Corsi’s education has included paid stints working for international justice around the world. This summer she interned at the United Nations Office of the High Commissioner for Human Rights in Geneva, providing legal research and writing for the Rule of Law and Democracy Unit. In January 2008, she interned at the Human Rights Law Network in Delhi, India, researching the aftermath of a ruling by the Supreme Court of India that found a constitutional right to food. Last summer it was the Documentation Center of Cambodia in Phnom Penh, an NGO that aims, in part, to record the history of the genocide under the Khmer Rouge.
After graduation, Corsi plans to seek a clerkship at an international court that deals extensively with human rights law. Eventually she would like to work for the United Nations and in academia as well as for civil society organizations.
“Harvard Law School is allowing me to enter the competitive international human rights job market with cutting-edge experience and training and a network of well-connected professors and alumni. I can’t imagine being in a better position to start my law career.”
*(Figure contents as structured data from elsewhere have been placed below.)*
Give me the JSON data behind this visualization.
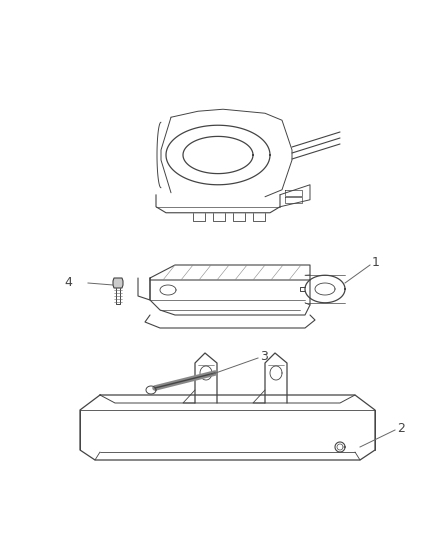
{
  "background_color": "#ffffff",
  "line_color": "#444444",
  "callout_color": "#444444",
  "fig_width": 4.38,
  "fig_height": 5.33,
  "dpi": 100,
  "label_fontsize": 9,
  "callout_line_color": "#666666"
}
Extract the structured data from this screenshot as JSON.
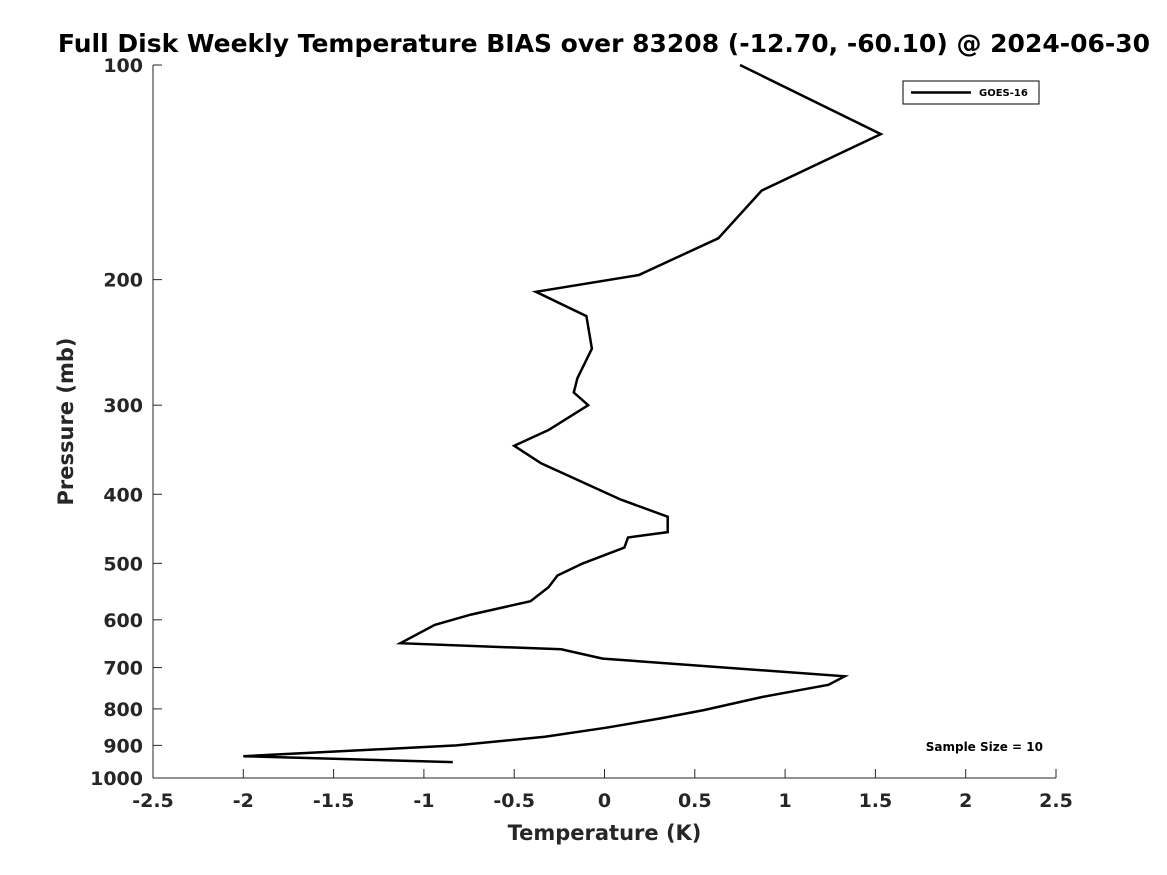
{
  "chart_data": {
    "type": "line",
    "title": "Full Disk Weekly Temperature BIAS over 83208 (-12.70, -60.10) @ 2024-06-30",
    "xlabel": "Temperature (K)",
    "ylabel": "Pressure (mb)",
    "xlim": [
      -2.5,
      2.5
    ],
    "ylim": [
      100,
      1000
    ],
    "y_scale": "log",
    "y_reversed": true,
    "grid": false,
    "legend_position": "top-right",
    "x_ticks": [
      -2.5,
      -2,
      -1.5,
      -1,
      -0.5,
      0,
      0.5,
      1,
      1.5,
      2,
      2.5
    ],
    "x_tick_labels": [
      "-2.5",
      "-2",
      "-1.5",
      "-1",
      "-0.5",
      "0",
      "0.5",
      "1",
      "1.5",
      "2",
      "2.5"
    ],
    "y_ticks": [
      100,
      200,
      300,
      400,
      500,
      600,
      700,
      800,
      900,
      1000
    ],
    "y_tick_labels": [
      "100",
      "200",
      "300",
      "400",
      "500",
      "600",
      "700",
      "800",
      "900",
      "1000"
    ],
    "series": [
      {
        "name": "GOES-16",
        "color": "#000000",
        "x": [
          0.75,
          1.53,
          0.87,
          0.63,
          0.19,
          -0.38,
          -0.1,
          -0.07,
          -0.15,
          -0.17,
          -0.09,
          -0.31,
          -0.5,
          -0.35,
          0.09,
          0.35,
          0.35,
          0.13,
          0.11,
          -0.12,
          -0.26,
          -0.31,
          -0.41,
          -0.74,
          -0.94,
          -1.13,
          -0.24,
          -0.01,
          1.33,
          1.24,
          0.87,
          0.55,
          0.31,
          0.01,
          -0.33,
          -0.82,
          -2.0,
          -0.84
        ],
        "y": [
          100,
          125,
          150,
          175,
          197,
          208,
          225,
          250,
          275,
          288,
          300,
          325,
          342,
          362,
          407,
          430,
          452,
          460,
          475,
          500,
          520,
          540,
          565,
          590,
          610,
          647,
          660,
          680,
          720,
          740,
          770,
          803,
          825,
          850,
          875,
          900,
          932,
          950
        ]
      }
    ],
    "annotations": [
      {
        "text": "Sample Size = 10"
      }
    ]
  }
}
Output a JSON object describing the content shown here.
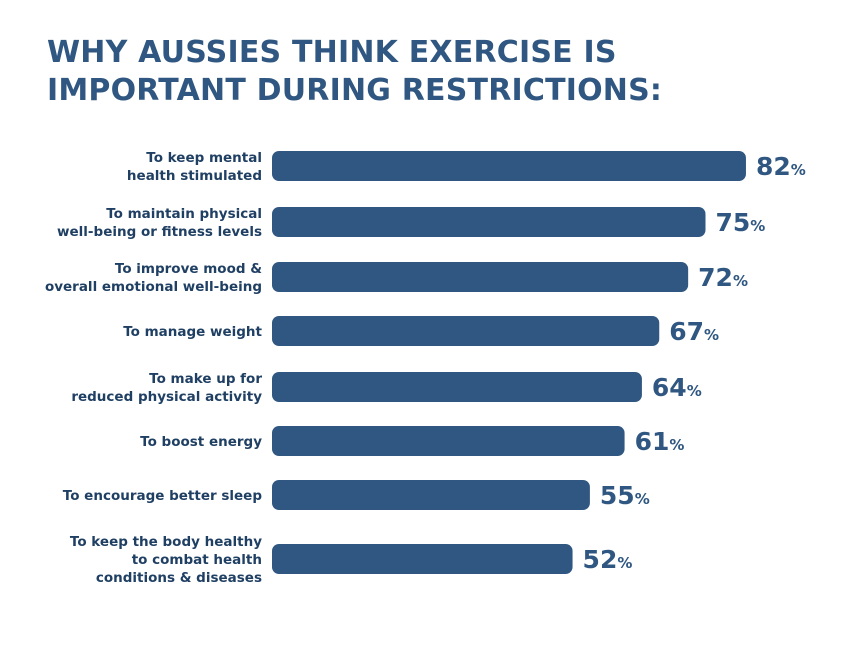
{
  "title_lines": [
    "WHY AUSSIES THINK EXERCISE IS",
    "IMPORTANT DURING RESTRICTIONS:"
  ],
  "colors": {
    "bar": "#2f5781",
    "text": "#1f3f63",
    "title": "#2f5781"
  },
  "chart_data": {
    "type": "bar",
    "orientation": "horizontal",
    "title": "WHY AUSSIES THINK EXERCISE IS IMPORTANT DURING RESTRICTIONS:",
    "categories": [
      [
        "To keep mental",
        "health stimulated"
      ],
      [
        "To maintain physical",
        "well-being or fitness levels"
      ],
      [
        "To improve mood &",
        "overall emotional well-being"
      ],
      [
        "To manage weight"
      ],
      [
        "To make up for",
        "reduced physical activity"
      ],
      [
        "To boost energy"
      ],
      [
        "To encourage better sleep"
      ],
      [
        "To keep the body healthy",
        "to combat health",
        "conditions & diseases"
      ]
    ],
    "values": [
      82,
      75,
      72,
      67,
      64,
      61,
      55,
      52
    ],
    "value_suffix": "%",
    "grid": false,
    "legend": "none"
  }
}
Generous financial aid also made a Harvard education possible for Veena Iyer ’05. The child of immigrant parents from India, Iyer describes herself as “one of those kids who always knew they wanted to be a lawyer.” A college internship at a women’s rights organization in India cemented her desire to use law as a tool to make a difference in people’s lives.
“When I got into Harvard, I was torn because I felt like I would thrive in that community, but I was afraid that I would end up having to give up my dreams.” But financial aid officers explained that Iyer would be able to rely on the Low Income Protection Plan after she graduated and “not be stifled by [her] debt.”
Iyer now does the kind of work she once dreamed of, as an Equal Justice Works Fellow at the Legal Assistance Foundation of Metropolitan Chicago. She also started a legal clinic for low-income students in the adult education program at a local community college. She provides representation in immigration, family, and housing law and helps her clients “navigate the intersections between these areas of law,” she says.
“What a program like LIPP does is allow you to do work you really believe in without worrying so much if you can support yourself and your family at the same time.”
For Iyer and others, receiving need-based financial aid from Harvard Law School changes not just their own lives, but also the lives they, in turn, affect. Providing students and alums like Abdulbari, Morales-Doyle, Corsi and Iyer with the means to pursue public interest work was one of the principal goals of the campaign and continues to be an area of ongoing need. New generations of students will continue to rely on programs like LIPP and Summer Public Interest Funding to pursue work that they hope will change the world, one life at a time.